At The Upshot, Irwin writes that mainstream economic thinking has shifted over the last decade or so, as interest rates have stayed at historically low levels even as the government ran large annual deficits that added trillions to the public debt: "That implies the United States can maintain higher public debt than once seemed possible without excessively constraining private investment or facing excessive interest costs."

At the same time, Irwin adds, many economists have also adjusted how they weigh the risks and rewards of certain social spending programs. "If we give people more resources when they’re young, they can eat better and do better in school, and this could have lasting impacts," Hilary Hoynes, a professor at the University of California, Berkeley, tells Irwin. "It doesn’t seem like such a crazy thing to assert, but we had no evidence on that 15 years ago."

Those new lines of thought, bolstered by the empirical evidence of the last 12 years, underpin Biden’s "care economy" plan.

Courting a fiscal crisis? Irwin notes that some Democrats — and economists — have not adopted this new thinking, instead "holding to a view that was more widespread in the early Obama years, focusing on the risks of debt and spending. … In the older view, it is irresponsible to increase long-term budget deficits because it will curtail private investment and risk a fiscal crisis. Social policies should be seen as a zero-sum trade-off between alleviating poverty and encouraging work. And any major new spending should be coupled with enough revenue-raising measures that the number-crunchers at the Congressional Budget Office conclude the numbers will balance over the next 10 years."

More conservative-leaning economists still hold this view and warn that the new approach to public finance could be playing with fire. "Any economic policy that begins with the premise, ‘Let’s just assume interest rates stay below 2008 levels forever,’ is extraordinarily hubristic and naïve," Brian Riedl, a senior fellow at the conservative Manhattan Institute, tells Irwin. "Particularly because there is no backup plan if they are wrong and rates ever do revert to pre-2008 levels. At that point, the policies driving the debt will be nearly impossible to reverse, and we could face a severe fiscal crisis."

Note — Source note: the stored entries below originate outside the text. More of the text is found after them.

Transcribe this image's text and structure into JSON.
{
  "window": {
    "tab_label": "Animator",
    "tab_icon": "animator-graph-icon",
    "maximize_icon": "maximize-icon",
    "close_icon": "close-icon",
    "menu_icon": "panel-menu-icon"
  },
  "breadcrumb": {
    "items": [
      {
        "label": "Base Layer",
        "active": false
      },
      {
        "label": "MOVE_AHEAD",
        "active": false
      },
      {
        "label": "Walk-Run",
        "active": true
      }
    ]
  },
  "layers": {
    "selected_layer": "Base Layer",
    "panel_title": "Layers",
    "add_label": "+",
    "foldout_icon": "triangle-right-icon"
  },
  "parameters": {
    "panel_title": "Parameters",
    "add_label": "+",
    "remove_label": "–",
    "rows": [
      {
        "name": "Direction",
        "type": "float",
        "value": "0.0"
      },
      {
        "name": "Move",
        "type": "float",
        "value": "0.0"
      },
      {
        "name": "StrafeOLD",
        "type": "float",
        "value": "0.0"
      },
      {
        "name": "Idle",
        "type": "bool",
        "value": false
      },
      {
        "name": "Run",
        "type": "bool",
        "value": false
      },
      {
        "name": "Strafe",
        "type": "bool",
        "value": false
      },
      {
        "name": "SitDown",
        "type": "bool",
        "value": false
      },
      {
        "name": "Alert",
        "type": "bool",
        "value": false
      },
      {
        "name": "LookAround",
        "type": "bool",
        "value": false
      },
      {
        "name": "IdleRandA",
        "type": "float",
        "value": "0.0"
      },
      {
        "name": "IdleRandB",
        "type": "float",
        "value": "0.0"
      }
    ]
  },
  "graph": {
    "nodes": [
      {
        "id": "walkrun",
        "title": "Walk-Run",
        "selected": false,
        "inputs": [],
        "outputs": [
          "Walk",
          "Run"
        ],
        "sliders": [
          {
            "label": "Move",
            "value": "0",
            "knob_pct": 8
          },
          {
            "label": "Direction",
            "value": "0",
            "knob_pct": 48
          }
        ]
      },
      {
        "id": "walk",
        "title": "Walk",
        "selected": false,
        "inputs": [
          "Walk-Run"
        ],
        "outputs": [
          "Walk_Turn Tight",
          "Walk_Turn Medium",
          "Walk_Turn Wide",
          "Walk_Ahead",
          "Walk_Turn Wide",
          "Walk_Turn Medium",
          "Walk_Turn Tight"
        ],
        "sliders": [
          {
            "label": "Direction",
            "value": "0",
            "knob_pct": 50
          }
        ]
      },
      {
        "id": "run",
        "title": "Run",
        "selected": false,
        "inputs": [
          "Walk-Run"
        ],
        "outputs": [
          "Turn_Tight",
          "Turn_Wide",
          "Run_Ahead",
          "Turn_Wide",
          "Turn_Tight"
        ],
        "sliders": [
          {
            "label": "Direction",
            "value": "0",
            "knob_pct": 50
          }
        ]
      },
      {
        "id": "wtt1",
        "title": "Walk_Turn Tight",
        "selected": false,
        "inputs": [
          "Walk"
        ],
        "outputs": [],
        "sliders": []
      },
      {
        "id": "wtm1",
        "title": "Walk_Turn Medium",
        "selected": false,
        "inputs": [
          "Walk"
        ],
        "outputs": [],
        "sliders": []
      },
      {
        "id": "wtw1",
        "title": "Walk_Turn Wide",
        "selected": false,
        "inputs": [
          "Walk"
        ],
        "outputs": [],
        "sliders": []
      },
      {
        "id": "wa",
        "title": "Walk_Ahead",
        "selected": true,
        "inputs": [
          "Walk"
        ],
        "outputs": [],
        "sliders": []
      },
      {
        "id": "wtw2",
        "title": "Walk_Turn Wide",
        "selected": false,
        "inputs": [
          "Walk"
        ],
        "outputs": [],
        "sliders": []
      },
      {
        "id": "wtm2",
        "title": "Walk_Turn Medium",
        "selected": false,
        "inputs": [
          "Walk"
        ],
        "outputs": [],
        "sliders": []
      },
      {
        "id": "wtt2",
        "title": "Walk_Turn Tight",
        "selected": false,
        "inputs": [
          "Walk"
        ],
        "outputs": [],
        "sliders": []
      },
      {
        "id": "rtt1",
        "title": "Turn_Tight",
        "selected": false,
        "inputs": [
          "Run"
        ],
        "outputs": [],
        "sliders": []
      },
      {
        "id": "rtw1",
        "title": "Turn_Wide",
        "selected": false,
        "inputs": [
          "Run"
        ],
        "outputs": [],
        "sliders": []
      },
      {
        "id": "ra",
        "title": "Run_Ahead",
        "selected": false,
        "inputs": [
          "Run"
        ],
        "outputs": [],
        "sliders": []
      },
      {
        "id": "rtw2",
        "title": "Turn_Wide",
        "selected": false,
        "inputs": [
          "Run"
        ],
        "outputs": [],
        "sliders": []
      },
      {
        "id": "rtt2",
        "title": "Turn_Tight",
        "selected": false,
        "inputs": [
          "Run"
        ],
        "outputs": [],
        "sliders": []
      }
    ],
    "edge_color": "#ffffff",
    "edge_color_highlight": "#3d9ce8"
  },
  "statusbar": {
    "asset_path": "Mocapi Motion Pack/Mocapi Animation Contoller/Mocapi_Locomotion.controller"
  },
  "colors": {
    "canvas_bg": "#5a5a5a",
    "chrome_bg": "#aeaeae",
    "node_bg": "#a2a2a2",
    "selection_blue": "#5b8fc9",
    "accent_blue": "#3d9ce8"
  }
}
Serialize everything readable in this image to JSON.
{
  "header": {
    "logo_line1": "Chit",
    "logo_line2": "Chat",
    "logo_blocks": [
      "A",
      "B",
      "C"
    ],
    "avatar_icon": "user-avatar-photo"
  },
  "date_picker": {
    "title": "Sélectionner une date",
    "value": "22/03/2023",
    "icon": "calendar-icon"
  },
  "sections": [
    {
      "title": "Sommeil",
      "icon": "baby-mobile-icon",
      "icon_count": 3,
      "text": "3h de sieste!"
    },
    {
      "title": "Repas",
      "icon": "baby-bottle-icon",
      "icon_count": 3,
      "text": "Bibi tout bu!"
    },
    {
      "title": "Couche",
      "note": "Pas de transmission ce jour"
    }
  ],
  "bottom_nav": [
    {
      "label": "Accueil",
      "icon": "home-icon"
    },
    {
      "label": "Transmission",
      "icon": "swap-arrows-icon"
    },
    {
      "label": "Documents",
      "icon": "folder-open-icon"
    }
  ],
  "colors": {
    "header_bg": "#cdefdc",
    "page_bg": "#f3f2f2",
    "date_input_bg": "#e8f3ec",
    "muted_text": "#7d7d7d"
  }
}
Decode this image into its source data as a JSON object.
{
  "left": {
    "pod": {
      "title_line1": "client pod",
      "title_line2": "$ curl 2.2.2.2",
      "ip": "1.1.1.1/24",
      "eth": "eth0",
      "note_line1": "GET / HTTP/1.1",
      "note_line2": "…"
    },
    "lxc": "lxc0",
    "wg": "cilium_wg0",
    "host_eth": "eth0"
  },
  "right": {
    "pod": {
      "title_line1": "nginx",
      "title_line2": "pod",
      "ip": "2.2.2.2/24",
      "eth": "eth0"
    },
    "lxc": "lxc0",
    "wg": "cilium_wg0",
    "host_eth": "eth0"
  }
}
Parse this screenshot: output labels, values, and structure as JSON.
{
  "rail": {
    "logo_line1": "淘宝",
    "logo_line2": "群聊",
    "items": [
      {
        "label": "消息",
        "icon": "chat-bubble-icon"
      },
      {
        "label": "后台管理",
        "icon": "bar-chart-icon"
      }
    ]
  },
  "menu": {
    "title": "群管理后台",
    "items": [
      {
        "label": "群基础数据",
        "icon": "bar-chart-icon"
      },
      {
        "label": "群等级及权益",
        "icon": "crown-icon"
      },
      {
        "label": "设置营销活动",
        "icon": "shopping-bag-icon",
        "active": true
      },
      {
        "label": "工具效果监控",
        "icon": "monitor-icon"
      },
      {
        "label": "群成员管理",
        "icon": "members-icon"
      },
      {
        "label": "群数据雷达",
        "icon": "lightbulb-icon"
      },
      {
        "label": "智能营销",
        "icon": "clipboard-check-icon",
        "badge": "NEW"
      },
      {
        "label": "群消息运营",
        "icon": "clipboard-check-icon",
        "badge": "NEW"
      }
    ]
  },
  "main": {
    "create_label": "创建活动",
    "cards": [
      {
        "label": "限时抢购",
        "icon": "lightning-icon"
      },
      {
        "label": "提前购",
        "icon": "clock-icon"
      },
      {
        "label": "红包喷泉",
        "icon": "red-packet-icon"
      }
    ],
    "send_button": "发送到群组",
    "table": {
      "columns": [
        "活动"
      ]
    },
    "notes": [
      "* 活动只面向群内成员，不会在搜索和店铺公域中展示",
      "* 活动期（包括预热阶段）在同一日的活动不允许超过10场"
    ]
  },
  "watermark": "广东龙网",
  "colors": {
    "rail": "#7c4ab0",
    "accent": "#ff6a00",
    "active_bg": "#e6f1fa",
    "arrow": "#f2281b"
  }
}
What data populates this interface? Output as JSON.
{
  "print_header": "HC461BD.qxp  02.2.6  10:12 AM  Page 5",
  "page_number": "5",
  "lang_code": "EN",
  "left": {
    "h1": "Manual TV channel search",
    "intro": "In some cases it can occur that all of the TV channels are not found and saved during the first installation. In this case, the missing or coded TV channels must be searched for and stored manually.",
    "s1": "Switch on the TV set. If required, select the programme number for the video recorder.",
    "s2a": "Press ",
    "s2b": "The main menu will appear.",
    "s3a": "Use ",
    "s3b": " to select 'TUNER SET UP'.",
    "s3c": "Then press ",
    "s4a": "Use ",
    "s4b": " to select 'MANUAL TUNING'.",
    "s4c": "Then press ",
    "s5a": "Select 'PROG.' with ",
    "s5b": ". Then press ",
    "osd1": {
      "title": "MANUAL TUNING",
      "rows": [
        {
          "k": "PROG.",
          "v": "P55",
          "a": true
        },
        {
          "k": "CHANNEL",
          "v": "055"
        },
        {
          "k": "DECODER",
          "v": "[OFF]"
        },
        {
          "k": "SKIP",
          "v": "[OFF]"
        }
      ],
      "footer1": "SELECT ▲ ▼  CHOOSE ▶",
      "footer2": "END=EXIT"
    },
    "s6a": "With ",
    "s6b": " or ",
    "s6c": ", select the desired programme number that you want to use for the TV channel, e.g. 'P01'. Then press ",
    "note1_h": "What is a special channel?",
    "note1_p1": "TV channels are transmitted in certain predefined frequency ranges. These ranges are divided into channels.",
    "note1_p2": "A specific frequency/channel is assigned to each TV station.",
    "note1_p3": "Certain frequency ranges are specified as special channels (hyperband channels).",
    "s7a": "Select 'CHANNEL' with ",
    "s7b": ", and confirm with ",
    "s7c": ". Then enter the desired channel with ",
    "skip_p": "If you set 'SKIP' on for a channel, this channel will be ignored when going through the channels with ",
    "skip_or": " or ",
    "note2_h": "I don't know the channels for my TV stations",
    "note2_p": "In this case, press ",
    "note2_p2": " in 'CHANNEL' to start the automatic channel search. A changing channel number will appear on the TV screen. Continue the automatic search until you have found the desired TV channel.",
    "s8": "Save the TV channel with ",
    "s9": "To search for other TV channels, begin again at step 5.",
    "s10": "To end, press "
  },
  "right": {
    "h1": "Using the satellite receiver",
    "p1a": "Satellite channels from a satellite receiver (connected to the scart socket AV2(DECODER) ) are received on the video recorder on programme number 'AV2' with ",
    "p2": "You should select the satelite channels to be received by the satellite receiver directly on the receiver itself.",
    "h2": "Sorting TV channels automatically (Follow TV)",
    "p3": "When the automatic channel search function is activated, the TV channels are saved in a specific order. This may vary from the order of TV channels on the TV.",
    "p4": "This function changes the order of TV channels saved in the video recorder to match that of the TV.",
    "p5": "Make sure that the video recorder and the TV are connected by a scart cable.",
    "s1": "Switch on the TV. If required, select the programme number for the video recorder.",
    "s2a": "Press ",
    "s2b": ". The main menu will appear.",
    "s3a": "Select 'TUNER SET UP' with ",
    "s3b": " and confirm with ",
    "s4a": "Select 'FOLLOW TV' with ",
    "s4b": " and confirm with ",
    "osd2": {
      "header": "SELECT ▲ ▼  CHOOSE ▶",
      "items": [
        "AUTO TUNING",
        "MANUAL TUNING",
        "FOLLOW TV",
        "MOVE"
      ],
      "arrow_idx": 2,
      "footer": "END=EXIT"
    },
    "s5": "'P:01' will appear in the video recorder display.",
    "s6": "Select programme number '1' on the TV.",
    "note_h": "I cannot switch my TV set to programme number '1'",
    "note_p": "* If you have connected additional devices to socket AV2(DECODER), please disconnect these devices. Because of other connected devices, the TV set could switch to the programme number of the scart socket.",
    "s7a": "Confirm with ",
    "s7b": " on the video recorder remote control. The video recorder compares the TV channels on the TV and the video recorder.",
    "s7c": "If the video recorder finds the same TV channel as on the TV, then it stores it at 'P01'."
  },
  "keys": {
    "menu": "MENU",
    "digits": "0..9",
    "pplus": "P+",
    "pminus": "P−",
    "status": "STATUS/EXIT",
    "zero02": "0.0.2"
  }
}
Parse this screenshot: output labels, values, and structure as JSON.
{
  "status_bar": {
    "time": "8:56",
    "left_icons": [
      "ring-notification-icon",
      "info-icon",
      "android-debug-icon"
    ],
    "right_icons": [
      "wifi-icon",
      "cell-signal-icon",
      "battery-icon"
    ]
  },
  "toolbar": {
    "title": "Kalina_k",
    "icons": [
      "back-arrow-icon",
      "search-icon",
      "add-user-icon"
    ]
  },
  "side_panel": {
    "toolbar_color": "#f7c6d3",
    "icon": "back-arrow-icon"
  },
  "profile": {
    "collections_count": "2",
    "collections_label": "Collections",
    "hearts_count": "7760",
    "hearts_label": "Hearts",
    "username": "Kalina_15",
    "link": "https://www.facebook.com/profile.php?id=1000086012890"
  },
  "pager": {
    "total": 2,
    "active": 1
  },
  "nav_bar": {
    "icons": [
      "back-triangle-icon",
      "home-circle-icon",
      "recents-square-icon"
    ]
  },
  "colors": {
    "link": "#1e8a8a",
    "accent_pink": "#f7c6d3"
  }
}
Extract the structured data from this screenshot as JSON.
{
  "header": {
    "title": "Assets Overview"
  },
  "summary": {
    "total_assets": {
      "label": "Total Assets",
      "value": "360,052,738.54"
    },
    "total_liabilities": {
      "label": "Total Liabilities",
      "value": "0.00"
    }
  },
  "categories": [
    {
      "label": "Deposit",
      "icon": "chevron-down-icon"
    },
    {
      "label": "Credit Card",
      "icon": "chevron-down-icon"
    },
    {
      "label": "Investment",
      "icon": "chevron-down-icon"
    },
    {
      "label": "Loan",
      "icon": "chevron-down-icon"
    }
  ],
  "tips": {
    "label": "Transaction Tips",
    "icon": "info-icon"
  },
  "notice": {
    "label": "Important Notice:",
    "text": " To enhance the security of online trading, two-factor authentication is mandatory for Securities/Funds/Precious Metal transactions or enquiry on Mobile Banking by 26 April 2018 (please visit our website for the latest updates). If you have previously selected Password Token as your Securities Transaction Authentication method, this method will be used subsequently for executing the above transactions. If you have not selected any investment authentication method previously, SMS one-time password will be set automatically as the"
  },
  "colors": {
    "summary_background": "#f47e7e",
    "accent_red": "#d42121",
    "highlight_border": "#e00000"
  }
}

That’s the core argument Sen. Joe Manchin (D-WV) has made in objecting to spending trillions more and warning against a shift toward what he called "an entitlement society."

The bottom line: As Democrats try to reach a deal on a multi-trillion-dollar economic package, these competing views of deficits and social spending have made it harder for them to agree on what building back better should really look like.